Neither assertion is wholly accurate.
The administration's overarching point is true: Intelligence agencies overwhelmingly believed that Saddam Hussein had weapons of mass destruction, and very few members of Congress from either party were skeptical about this belief before the war began in 2003. Indeed, top lawmakers in both parties were emphatic and certain in their public statements.
But Bush and his aides had access to much more voluminous intelligence information than did lawmakers, who were dependent on the administration to provide the material. And the commissions cited by officials, though concluding that the administration did not pressure intelligence analysts to change their conclusions, were not authorized to determine whether the administration exaggerated or distorted those conclusions.
There's too much good stuff here to excerpt all of it, so go read the whole thing.

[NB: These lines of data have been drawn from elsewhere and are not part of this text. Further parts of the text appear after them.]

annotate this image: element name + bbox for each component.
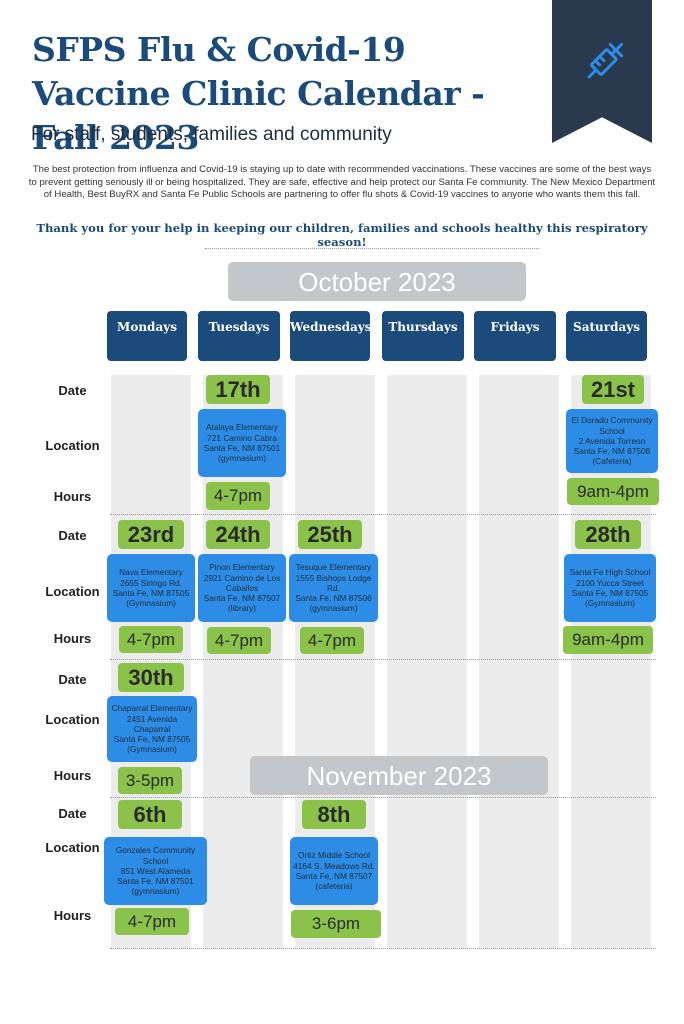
clinic-hours: 4-7pm (119, 626, 183, 653)
clinic-location: Gonzales Community School 851 West Alame… (104, 837, 207, 905)
clinic-location: Tesuque Elementary 1555 Bishops Lodge Rd… (289, 554, 378, 622)
location-line: Santa Fe, NM 87505 (113, 734, 191, 745)
clinic-location: Atalaya Elementary 721 Camino Cabra Sant… (198, 409, 286, 477)
label-location: Location (45, 712, 100, 727)
label-date: Date (58, 672, 87, 687)
location-line: Ortiz Middle School (298, 850, 370, 861)
row-separator (110, 948, 656, 949)
label-date: Date (58, 528, 87, 543)
location-line: (Gymnasium) (127, 744, 177, 755)
clinic-hours: 9am-4pm (563, 626, 653, 654)
location-line: 4164 S. Meadows Rd. (293, 860, 375, 871)
column-friday (479, 375, 559, 949)
location-line: (cafeteria) (315, 881, 353, 892)
location-line: 2 Avenida Torreon (578, 435, 646, 446)
clinic-date: 21st (582, 375, 644, 404)
clinic-hours: 9am-4pm (567, 478, 659, 505)
clinic-location: Chaparral Elementary 2451 Avenida Chapar… (107, 696, 197, 762)
month-october: October 2023 (228, 262, 526, 301)
location-line: Santa Fe High School (569, 567, 651, 578)
clinic-location: El Dorado Community School 2 Avenida Tor… (566, 409, 658, 473)
location-line: Chaparral Elementary (111, 703, 193, 714)
label-hours: Hours (53, 489, 92, 504)
location-line: 2921 Camino de Los (203, 572, 281, 583)
location-line: (Gymnasium) (126, 598, 176, 609)
clinic-location: Pinon Elementary 2921 Camino de Los Caba… (198, 554, 286, 622)
clinic-date: 24th (206, 520, 270, 549)
location-line: Santa Fe, NM 87506 (295, 593, 372, 604)
clinic-hours: 4-7pm (300, 627, 364, 654)
location-line: 2655 Siringo Rd. (120, 577, 182, 588)
clinic-date: 28th (575, 520, 641, 549)
clinic-location: Santa Fe High School 2100 Yucca Street S… (564, 554, 656, 622)
location-line: Nava Elementary (119, 567, 183, 578)
label-hours: Hours (53, 631, 92, 646)
location-line: 1555 Bishops Lodge Rd. (295, 572, 372, 593)
location-line: (library) (227, 603, 257, 614)
location-line: Pinon Elementary (209, 562, 275, 573)
clinic-date: 30th (118, 663, 184, 692)
clinic-hours: 4-7pm (206, 482, 270, 510)
location-line: 2451 Avenida Chaparral (126, 713, 178, 734)
day-header-saturdays: Saturdays (566, 311, 647, 361)
location-line: El Dorado Community (571, 415, 653, 426)
location-line: Santa Fe, NM 87507 (295, 871, 373, 881)
clinic-date: 6th (118, 800, 182, 829)
location-line: (gymnasium) (131, 886, 180, 897)
location-line: Tesuque Elementary (295, 562, 372, 573)
intro-text: The best protection from influenza and C… (28, 164, 656, 200)
clinic-hours: 4-7pm (115, 908, 189, 935)
row-separator (110, 514, 656, 515)
day-header-wednesdays: Wednesdays (290, 311, 372, 361)
label-date: Date (58, 383, 87, 398)
location-line: (Gymnasium) (585, 598, 635, 609)
label-location: Location (45, 438, 100, 453)
location-line: 721 Camino Cabra (207, 432, 277, 443)
clinic-date: 25th (298, 520, 362, 549)
location-line: Santa Fe, NM 87507 (203, 593, 281, 604)
day-header-tuesdays: Tuesdays (198, 311, 280, 361)
day-header-thursdays: Thursdays (382, 311, 464, 361)
row-separator (110, 659, 656, 660)
divider (205, 248, 539, 249)
clinic-hours: 3-6pm (291, 910, 381, 938)
location-line: Gonzales Community School (115, 845, 196, 866)
location-line: Santa Fe, NM 87501 (117, 876, 194, 887)
location-line: Santa Fe, NM 87508 (573, 446, 651, 457)
location-line: 2100 Yucca Street (576, 577, 644, 588)
subtitle: For staff, students, families and commun… (31, 124, 392, 145)
row-separator (110, 797, 656, 798)
day-header-fridays: Fridays (474, 311, 556, 361)
label-date: Date (58, 806, 87, 821)
label-location: Location (45, 840, 100, 855)
month-november: November 2023 (250, 756, 548, 795)
clinic-date: 8th (302, 800, 366, 829)
label-location: Location (45, 584, 100, 599)
location-line: School (599, 425, 625, 436)
clinic-location: Ortiz Middle School 4164 S. Meadows Rd. … (290, 837, 378, 905)
column-thursday (387, 375, 467, 949)
location-line: (gymnasium) (218, 453, 266, 464)
clinic-hours: 3-5pm (118, 767, 182, 794)
location-line: (gymnasium) (309, 603, 358, 614)
clinic-date: 23rd (118, 520, 184, 549)
location-line: Santa Fe, NM 87501 (203, 443, 281, 453)
thanks-text: Thank you for your help in keeping our c… (36, 221, 648, 249)
location-line: Atalaya Elementary (206, 422, 278, 433)
clinic-date: 17th (206, 375, 270, 404)
location-line: Santa Fe, NM 87505 (571, 588, 649, 598)
day-header-mondays: Mondays (107, 311, 187, 361)
location-line: 851 West Alameda (120, 865, 191, 876)
page-title: SFPS Flu & Covid-19 Vaccine Clinic Calen… (32, 30, 485, 157)
label-hours: Hours (53, 768, 92, 783)
location-line: Santa Fe, NM 87505 (112, 588, 190, 598)
label-hours: Hours (53, 908, 92, 923)
clinic-hours: 4-7pm (207, 627, 271, 654)
clinic-location: Nava Elementary 2655 Siringo Rd. Santa F… (107, 554, 195, 622)
location-line: Caballos (225, 582, 259, 593)
syringe-icon (587, 42, 624, 79)
location-line: (Cafeteria) (592, 456, 632, 467)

None of this exonerates the spineless Democrats who voted to authorize this war when hundreds of thousands of people who marched in New York City and elsewhere before the war started knew that the Bush Administration's claims were outright lies, ESPECIALLY John Kerry, who made an impassioned speech about the rush to war -- and then voted for it anyway, because he was too cowed by this Administration to do what's right.
However, for the Bush Administration to point its fingers at Democrats for its own corrupt decision-making apparatus is appalling for an administration which came to office promising accountability with adults in charge.